Welcome, Cliff and Bobbie, to the Hartford Courant Alumni Association and Refugee Camp.
New arrivals here learn at lot…
…That Starbucks coffee, suddenly, has gotten expensive…
…That the world is a bigger place, and you are smaller, than you thought.
… That the Hartford Courant is less important than you thought, but still important.
You learn that change is hard, and that embracing change is even harder, and that holding on to who you are — who you really are — has nothing to do with where you worked.
You learn that the most important thing you built in all those years of hard work at the Courant was your reputation, and that proving yourself all over again is a humbling but satisfying experience.
And, perhaps most of all, when you join us alumni, you learn who your friends are…
… and that you need all the friends you can get.

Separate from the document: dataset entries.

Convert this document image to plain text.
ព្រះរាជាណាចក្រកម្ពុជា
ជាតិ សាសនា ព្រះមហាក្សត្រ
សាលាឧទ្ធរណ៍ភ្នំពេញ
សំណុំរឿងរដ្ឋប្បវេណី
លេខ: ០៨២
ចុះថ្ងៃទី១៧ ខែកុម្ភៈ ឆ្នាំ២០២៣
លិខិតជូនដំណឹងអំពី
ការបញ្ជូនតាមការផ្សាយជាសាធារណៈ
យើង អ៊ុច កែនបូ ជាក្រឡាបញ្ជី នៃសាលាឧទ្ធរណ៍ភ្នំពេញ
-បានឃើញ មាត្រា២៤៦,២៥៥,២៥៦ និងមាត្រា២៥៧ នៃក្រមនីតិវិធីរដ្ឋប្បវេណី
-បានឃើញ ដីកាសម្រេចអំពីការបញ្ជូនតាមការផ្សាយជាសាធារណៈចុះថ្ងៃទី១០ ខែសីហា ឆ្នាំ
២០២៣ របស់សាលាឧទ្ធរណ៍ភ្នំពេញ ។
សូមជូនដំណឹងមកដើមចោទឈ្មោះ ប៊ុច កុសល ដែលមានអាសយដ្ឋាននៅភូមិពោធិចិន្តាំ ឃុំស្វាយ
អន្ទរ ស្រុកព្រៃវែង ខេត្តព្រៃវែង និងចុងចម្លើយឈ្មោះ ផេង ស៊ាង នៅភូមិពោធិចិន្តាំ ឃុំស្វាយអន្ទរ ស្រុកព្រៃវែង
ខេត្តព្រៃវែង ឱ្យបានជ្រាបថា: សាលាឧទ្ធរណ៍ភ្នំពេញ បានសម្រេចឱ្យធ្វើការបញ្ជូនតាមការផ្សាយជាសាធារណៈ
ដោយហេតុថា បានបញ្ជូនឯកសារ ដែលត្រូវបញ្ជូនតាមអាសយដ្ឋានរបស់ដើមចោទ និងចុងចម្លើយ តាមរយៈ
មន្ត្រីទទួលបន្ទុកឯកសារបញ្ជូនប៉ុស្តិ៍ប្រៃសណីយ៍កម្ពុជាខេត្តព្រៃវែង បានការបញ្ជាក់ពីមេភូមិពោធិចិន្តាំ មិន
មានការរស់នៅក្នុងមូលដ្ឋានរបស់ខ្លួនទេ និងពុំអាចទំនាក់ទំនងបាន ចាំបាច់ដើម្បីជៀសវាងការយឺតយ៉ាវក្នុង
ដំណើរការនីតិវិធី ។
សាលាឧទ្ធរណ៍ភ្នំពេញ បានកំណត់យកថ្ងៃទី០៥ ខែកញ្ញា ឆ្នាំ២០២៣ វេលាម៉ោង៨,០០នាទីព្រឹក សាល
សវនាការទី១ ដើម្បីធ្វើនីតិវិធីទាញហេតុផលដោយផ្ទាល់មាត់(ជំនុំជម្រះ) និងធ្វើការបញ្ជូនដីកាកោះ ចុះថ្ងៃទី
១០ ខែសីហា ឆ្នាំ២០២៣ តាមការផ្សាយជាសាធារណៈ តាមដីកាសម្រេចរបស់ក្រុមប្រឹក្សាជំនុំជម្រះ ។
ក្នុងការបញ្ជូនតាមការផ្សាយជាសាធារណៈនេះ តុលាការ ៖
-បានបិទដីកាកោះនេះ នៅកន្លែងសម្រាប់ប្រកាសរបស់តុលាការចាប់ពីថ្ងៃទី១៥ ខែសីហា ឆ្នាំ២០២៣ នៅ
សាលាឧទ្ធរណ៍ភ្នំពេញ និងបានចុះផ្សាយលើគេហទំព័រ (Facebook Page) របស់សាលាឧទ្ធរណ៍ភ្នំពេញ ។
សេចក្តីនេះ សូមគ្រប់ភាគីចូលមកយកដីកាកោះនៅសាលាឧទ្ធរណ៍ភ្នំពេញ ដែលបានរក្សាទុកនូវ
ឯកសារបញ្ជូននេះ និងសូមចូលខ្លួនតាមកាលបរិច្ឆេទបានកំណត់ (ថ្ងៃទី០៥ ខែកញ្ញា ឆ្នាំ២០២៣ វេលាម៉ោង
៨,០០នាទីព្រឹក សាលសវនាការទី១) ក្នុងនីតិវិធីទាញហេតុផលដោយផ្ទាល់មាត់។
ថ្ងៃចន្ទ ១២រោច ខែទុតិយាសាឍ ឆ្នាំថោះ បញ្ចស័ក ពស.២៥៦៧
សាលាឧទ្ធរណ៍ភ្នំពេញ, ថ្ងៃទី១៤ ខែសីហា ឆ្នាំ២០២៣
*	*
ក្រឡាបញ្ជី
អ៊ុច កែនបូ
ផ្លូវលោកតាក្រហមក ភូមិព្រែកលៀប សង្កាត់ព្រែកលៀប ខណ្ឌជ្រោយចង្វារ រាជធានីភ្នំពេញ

They can take our jobs, but not our history.
It’s too bad, given what a “good soul” Cliff reportedly is, that he didn’t have the fortitude to leave before he got blood on his hands. Ditto for Bobbie.
And how strange are their goodbye messages: Cliff oddly deriving inspiration from the fact that a man he forced out of a job, Gombossy, made lemonade out of the lemon he was handed; and Bobbie deriving pride from the way the people she didn’t axe performed during the layoffs and afterwards.
How horribly tangled must be their web of self-justifications for their completely inept stewardship of a once great paper, their complicity in its speedy dismantling, and their dutiful role in upsetting and possibly ruining the lives of dozens of people far more capable and talented than themselves.
Well, at least Graziano got his revenge on those who allowed the story about his disastrous parking lot fling to get into the paper.
The prize for heedless self-absorption and conceit has to go to the one who left gushing about “keeping it fun, keeping it new, maintaining a sense of wonder and purpose.” Evidently that’s what was going on in the managing editor’s mind while she was gutting the paper and laying off so many talented reporters and editors: “keeping it fun, keeping it new, maintaining a sense of wonder and purpose.”
It brings to mind the episode of “The Twilight Zone” called “The Good Life,” in which the “little darling” Anthony (played by Billy Mumy) gets what he wants or causes anyone who displeases him to disappear. At least the Courant’s staff doesn’t have to deal with a stand-in for Billy Mumy anymore. There’s a picture of him keeping it fun here: http://en.wikipedia.org/wiki/It‘s_a_Good_Life_(The_Twilight_Zone)
“The adults tiptoe nervously around him, constantly telling him how everything he does is ‘good,’ since displeasing him can get them wished away ‘to the cornfield,’ where they are presumably met by a less-than-happy ending.”